On November 2nd, Jonathan Butler, a 25 year old graduate student at Missouri announced that he would be going on a hunger strike until President Wolfe was removed from his position. In an impassioned letter addressed to the university, Butler wrote down the rationale behind his potentially fatal decision to go on hunger strike, saying that, “the revolting acts that are occurring at Mizzou are a result of a poisonous infestation of apathy that has been spawning from University of Missouri system leadership” and likening university president Wolfe to “dead and decaying flesh” that must be cleaned from an open wound before healing can begin.
In a statement on Sunday night, Coach Pinkel confirmed the team’s support for the boycott that had been presumed from the photo tweeted out earlier in the day, saying that his focus, along with that of his players and staff, is to work with the Mizzou community and try to address the issues currently plaguing them. In an era where it is so commonplace to see coaches at both the college and professional levels placing on-the-field production above all else, it is heartening to see a coach willing to stand behind his players, even if it could mean the loss of the football season and even the loss of his job.
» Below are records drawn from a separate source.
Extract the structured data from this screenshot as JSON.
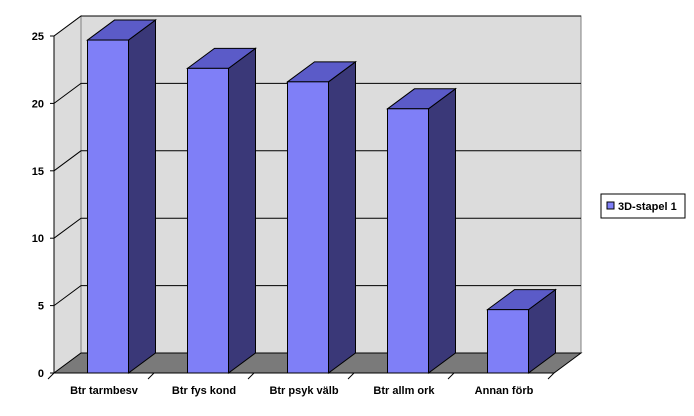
{
  "chart_data": {
    "type": "bar",
    "categories": [
      "Btr tarmbesv",
      "Btr fys kond",
      "Btr psyk välb",
      "Btr allm ork",
      "Annan förb"
    ],
    "series": [
      {
        "name": "3D-stapel 1",
        "values": [
          24.7,
          22.6,
          21.6,
          19.6,
          4.7
        ]
      }
    ],
    "yticks": [
      "0",
      "5",
      "10",
      "15",
      "20",
      "25"
    ],
    "ylim": [
      0,
      25
    ],
    "title": "",
    "xlabel": "",
    "ylabel": "",
    "grid": true,
    "legend": "right",
    "style": "3d-column",
    "colors": {
      "bar_front": "#7f7ff7",
      "bar_side": "#3a3878",
      "bar_top": "#5b5bc8",
      "wall": "#dcdcdc",
      "floor": "#7a7a7a",
      "gridline": "#000000",
      "axis": "#000000"
    }
  }
}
Likewise, the 32 black football players who have taken the initiative in organizing this boycott—along with the rest of their teammates who have decided to stand behind them—have shown the vibrancy of their true colors in risking their scholarships and, for some, their chance at playing in the NFL to combat the institutionalized racism that has infected the University of Missouri campus.
The fact that these student athletes who have toiled for the bulk of their young lives to be able to don a helmet and pads and take the field on a handful of autumn Saturdays would feel they had no choice but to sacrifice their passion and potential career for the sake of their peers of color should tell us outsiders all we need to know about the toxicity of the climate at the University of Missouri. As Jonathan Butler wrote in his letter to his community before the start of his hunger strike, any community where people feel comfortable smearing shit in the shape of a swastika across dormitory halls is one that has been poisoned by racial hatred to the point that only a purging of those who have aided and abetted in its creation can bring about healing.
Many who oppose the actions of these student athletes will invoke the fallacious notion that politics and sport should be kept separate, failing to realize that their argument actually confirms the very necessity of the boycott being carried out by these student athletes. Without the actions of these football players, the unrest at the University of Missouri would have likely remained a regional issue—something that was rarely discussed outside of the confines of campus. However, in the wake this boycott, the story has become national news and the struggle for racial justice at Mizzou has become a topic of discussion in homes all across America. In a country where we have an entire TV network devoted to the athletic conference in which Missouri plays and none focused on race relations, making sport political is sometimes the only way to get folks to sit up and take notice.